L’expérience Blocher

Er habe zu viele Geheimnisse, gesteht der Unternehmer, Industrielle, Magnat, Kunstsammler, Politiker und Polemiker ungefragt gleich selbst, weshalb es schwierig sei, mit ihm und über ihn einen Film zu machen. Citizen B. wird den Milliardären zugeschlagen und hat, lebhaft angefochten und über eine beschränkte Weile hin, in der Regierung seines schmalen Landes gesessen.

Text: Pierre Lachat / 25. Sep. 2013

Politik ist die Weiterführung des Geschäfts mit andern Mitteln. Versprechen lassen sich schnell vom Hals schaffen, indem sie abgegeben werden. Wählerstimmen legt sich ein Anwärter zu, um seinen Umsätzen auf die Sprünge zu helfen. Wer den Rassismus der andern nur bewirtschaftet, ist kaum höher zu achten als jene selbst, die sogenannt Artfremde ausdrücklich verachten und für unerwünscht erklären. Entlang solcher Linien bewegen sich die Gedanken, ungezügelt wie immer, beim Anschauen von L’expérience Blocher.
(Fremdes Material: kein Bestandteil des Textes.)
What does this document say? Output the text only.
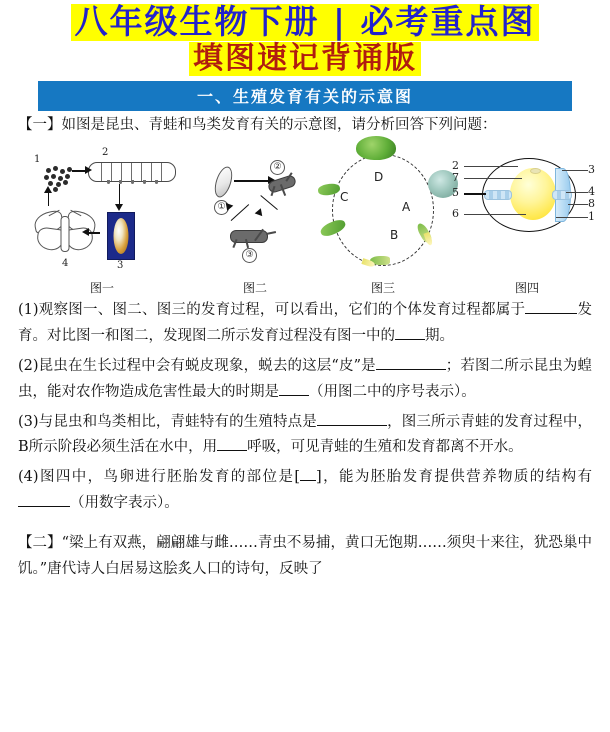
八年级生物下册 | 必考重点图
填图速记背诵版
一、生殖发育有关的示意图
【一】如图是昆虫、青蛙和鸟类发育有关的示意图，请分析回答下列问题：
1
2
3
4
图一
①
②
③
图二
D
A
B
C
图三
2
7
5
6
3
4
8
1
图四
(1)观察图一、图二、图三的发育过程，可以看出，它们的个体发育过程都属于	发育。对比图一和图二，发现图二所示发育过程没有图一中的 期。
(2)昆虫在生长过程中会有蜕皮现象，蜕去的这层“皮”是	；若图二所示昆虫为蝗虫，能对农作物造成危害性最大的时期是 （用图二中的序号表示）。
(3)与昆虫和鸟类相比，青蛙特有的生殖特点是	，图三所示青蛙的发育过程中，B所示阶段必须生活在水中，用 呼吸，可见青蛙的生殖和发育都离不开水。
(4)图四中，鸟卵进行胚胎发育的部位是[ ]，能为胚胎发育提供营养物质的结构有（用数字表示）。
【二】“梁上有双燕，翩翩雄与雌……青虫不易捕，黄口无饱期……须臾十来往，犹恐巢中饥。”唐代诗人白居易这脍炙人口的诗句，反映了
Indessen spricht der Titel Erfahrung und Versuch, sogar das Experiment an und zielt weder auf Behauptungen noch auf Ursachen, Erkenntnisse oder Vorschläge. Die bemerkenswerte Erscheinung des Citizen B., heisst das, lässt sich keinem abschliessenden Befund unterordnen; schon eher ist an die Eröffnung eines Verfahrens gedacht, das auch einen Freispruch oder eine Einstellung erlaubt und zumal die Anwaltschaften aller Seiten in Atem hält. Ganz im Geiste der Epoche, die den Aufstieg seines Helden gesehen hat, setzt der Film weniger auf Erwiesenes und mehr auf das Etwaige, Erwartete, Erratene und Projektierte, auf Risiko, Nachricht und Gerücht: zwischen Sein und Schein, zwischen Bauernschläue und Luftspiegelung.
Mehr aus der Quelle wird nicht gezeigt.